The location of the holes along the radius of the washer is chosen so as to provide the best approximation to the theoretical dependence of the distribution of the throughput area along the radius of the washer in accordance with formula (1).

The figure 1 shows a dampener of pressure pulsations in a section. The damper consists of a housing 1 with throttling washers 2 installed in it, located at a distance from each other, determined by the length of the bushings 3. The washers have throttling openings, at the inlet of which there is a confuser, and at the outlet a diffuser. The holes are offset relative to each other in the circumferential direction, which is ensured by fixing the washers and bushings with dowels. The displacement of the washers prevents the through passage of gas and helps to smooth out pressure pulsations in the cavities between the washers.
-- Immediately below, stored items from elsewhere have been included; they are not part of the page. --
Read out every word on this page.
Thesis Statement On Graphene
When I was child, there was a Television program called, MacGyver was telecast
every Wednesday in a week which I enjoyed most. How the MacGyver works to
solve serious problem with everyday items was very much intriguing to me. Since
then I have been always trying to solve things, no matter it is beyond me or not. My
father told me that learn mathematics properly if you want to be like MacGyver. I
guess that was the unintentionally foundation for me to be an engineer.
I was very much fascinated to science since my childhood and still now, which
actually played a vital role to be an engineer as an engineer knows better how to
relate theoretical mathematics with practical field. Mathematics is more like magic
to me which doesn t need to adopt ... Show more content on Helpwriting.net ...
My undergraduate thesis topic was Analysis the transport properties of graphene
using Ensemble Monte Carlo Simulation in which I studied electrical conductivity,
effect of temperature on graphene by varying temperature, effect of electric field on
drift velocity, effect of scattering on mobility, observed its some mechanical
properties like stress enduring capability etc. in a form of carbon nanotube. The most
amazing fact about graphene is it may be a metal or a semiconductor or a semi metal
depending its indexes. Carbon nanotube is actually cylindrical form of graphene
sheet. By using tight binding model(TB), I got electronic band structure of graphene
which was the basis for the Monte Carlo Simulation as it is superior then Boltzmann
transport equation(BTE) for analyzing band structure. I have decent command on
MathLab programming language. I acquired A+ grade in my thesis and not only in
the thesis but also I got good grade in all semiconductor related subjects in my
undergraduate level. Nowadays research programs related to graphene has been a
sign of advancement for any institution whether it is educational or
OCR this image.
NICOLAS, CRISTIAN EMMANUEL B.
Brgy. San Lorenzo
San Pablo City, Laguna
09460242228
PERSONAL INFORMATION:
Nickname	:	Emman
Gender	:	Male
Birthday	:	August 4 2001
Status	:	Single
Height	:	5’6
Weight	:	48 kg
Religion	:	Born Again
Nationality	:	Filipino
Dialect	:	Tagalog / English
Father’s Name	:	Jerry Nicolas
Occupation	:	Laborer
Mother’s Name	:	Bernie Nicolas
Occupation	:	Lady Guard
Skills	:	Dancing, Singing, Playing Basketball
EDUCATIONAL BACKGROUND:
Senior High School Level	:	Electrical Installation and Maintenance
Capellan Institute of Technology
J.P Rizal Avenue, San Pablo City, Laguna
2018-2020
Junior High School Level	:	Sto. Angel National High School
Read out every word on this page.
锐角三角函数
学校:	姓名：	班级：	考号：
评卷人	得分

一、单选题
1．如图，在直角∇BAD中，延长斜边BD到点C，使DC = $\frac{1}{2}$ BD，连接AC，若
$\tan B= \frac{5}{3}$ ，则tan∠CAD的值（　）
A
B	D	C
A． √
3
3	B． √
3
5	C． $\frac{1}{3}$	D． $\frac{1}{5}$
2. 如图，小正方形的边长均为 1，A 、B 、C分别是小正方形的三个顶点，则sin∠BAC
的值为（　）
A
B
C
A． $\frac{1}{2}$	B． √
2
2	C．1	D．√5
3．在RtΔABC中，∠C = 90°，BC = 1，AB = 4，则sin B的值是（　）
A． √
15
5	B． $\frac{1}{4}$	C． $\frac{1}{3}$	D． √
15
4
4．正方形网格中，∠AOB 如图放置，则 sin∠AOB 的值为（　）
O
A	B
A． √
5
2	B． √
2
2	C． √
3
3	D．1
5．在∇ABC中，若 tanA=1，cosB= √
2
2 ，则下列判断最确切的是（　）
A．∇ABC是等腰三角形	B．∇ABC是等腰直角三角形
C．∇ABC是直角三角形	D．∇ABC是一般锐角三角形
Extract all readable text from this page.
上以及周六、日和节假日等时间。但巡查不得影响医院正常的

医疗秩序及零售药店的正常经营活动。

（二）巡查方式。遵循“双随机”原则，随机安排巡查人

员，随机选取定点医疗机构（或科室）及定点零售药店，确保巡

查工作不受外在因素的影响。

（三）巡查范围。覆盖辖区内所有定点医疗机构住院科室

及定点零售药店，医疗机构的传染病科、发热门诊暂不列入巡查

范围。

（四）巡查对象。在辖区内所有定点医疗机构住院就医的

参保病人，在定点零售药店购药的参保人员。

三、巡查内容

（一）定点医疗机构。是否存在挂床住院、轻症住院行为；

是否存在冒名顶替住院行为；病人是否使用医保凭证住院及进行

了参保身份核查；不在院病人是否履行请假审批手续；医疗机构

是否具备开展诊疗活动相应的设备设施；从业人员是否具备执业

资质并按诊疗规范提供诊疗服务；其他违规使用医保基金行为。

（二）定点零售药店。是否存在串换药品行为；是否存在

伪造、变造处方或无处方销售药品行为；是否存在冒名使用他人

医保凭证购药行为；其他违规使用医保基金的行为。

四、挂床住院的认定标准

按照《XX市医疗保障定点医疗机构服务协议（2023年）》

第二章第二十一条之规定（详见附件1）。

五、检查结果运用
The package of washers is fixed in the housing by a sleeve 4 and screws 5.

Claims (1)

Pressure pulsation damper in a gas pipeline, consisting of a package of washers with throttling holes fixed in the housing, and cavities between the washers, characterized in that confusers with an apex angle of α = 40 ... 80 ° are made in the throttling holes at the inlet and diffusers are at the apex at their apex with an angle at their apex β = 6 ... 30 °, while the throttling holes are distributed along the radius of the washers so that their throughput area forms a velocity profile in the pipeline section, close to the velocity profile of the steady-state stationary flow of the medium.